Prices for From the Farmer bushels range from $35 to $55, depending on how much produce you select. Customers can also add a loaf of bread from Lyon Bakery for $10 a week.
Located in Brandywine, Md., this CSA offers an abundance of produce — from Japanese greens to kombocha squash. The cost for the seasonal share is $450, plus $120 for home delivery. Each share averages 10 items each week.
This 20-week CSA program, based in Bluemont, Va., offers shares that include fruits and vegetables in a box designed to feed a family of four. The base fee for the CSA is $419 for the season; home delivery is $150. The program also offers vacation make-up options, so you don’t let a week go to waste when you are traveling.
The 2014 CSA program at Lehigh View Farm will run for 16 weeks this year, from June through September. Pick-up is at select area farmers markets and at the farm. A full share is $525; it is meant to feed a family of two and includes six to eight different items each week. Add ons include an egg share and a cheese share.

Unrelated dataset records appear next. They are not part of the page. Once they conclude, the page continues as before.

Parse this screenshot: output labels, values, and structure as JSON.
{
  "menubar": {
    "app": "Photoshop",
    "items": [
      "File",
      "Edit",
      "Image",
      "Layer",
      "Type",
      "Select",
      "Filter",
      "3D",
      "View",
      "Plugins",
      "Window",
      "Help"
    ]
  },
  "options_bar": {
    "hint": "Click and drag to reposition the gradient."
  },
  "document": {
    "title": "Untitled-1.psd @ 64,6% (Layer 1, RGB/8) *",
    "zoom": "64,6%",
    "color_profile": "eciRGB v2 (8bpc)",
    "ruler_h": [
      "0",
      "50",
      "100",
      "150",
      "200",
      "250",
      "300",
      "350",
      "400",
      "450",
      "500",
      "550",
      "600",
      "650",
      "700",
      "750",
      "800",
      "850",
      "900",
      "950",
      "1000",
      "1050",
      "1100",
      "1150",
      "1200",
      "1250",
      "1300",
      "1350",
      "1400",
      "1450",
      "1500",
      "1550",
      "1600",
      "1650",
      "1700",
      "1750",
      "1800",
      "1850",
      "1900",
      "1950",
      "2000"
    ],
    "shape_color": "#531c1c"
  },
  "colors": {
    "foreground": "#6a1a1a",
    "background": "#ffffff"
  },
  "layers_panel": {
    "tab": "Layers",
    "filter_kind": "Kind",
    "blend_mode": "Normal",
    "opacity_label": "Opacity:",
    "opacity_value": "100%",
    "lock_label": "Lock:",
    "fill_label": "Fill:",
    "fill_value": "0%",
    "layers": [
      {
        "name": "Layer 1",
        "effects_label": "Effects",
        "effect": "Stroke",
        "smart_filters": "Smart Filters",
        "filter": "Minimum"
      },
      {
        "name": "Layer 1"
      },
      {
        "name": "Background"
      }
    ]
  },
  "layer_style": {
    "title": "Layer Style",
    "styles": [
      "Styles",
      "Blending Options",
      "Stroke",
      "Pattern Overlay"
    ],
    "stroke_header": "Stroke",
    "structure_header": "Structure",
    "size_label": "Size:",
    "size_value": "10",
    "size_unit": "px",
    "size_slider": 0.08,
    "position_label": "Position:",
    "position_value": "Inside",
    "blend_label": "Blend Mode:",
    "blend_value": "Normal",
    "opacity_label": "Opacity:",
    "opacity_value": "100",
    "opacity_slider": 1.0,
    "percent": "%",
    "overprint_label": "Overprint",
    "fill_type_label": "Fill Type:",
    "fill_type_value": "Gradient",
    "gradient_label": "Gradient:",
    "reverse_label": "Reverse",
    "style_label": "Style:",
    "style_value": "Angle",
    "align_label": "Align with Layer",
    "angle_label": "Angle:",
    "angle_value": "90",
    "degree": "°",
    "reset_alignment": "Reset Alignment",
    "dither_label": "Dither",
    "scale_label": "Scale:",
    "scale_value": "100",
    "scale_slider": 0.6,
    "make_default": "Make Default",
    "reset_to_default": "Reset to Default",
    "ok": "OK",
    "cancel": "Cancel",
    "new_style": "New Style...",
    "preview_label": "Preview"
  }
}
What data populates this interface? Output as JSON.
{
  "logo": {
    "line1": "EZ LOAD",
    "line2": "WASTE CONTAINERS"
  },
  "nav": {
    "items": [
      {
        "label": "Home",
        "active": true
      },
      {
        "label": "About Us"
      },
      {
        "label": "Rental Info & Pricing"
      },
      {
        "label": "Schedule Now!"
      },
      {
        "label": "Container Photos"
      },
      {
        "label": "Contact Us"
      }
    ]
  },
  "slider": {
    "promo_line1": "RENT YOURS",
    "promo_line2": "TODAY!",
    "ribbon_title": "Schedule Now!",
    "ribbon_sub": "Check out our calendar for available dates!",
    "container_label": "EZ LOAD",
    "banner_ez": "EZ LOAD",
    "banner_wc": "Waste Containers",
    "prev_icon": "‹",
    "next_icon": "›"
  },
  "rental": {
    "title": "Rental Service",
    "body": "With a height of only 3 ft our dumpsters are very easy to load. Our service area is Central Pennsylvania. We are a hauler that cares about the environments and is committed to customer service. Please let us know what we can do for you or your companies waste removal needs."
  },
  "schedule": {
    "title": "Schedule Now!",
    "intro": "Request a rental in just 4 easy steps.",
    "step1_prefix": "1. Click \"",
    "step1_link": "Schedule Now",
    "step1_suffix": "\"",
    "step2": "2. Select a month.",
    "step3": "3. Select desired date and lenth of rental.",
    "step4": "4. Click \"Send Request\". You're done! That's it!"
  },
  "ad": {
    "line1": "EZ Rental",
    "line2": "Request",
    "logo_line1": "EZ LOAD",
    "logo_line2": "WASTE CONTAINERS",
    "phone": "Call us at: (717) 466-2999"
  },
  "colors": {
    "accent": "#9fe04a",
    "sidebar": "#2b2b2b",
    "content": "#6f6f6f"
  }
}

The summer share program for Potomac Vegetables Farm runs from early June through mid-September. Delivery and pick-up is available in several Northern Virginia locations. Summer shares run from $352 to $720, depending on abundance. Extra options include an egg share, meat share, cheese share, flower share and bread share.
This Prince George’s County-based farm offers two options for the 2014 season: Customers can enroll in a traditional CSA, where the farm determines what food members get each week, or the customer can pick out the weekly stash from Radix’s stand at the farmers market.
The traditional CSA share pick-up has two locations in Northwest D.C.; the cost is $675 per share. The market CSA share pick-up is located at the Petworth Community Market; the costs is $425 to $600.
Unlike other CSA models, the growers at The Farm at Our House does not pre-package boxes of produce. Rather, they display the available produce and let the CSA members choose what they want from the bounty.
Aside from the farm, pick-up locations include Silver Spring and Crystal City.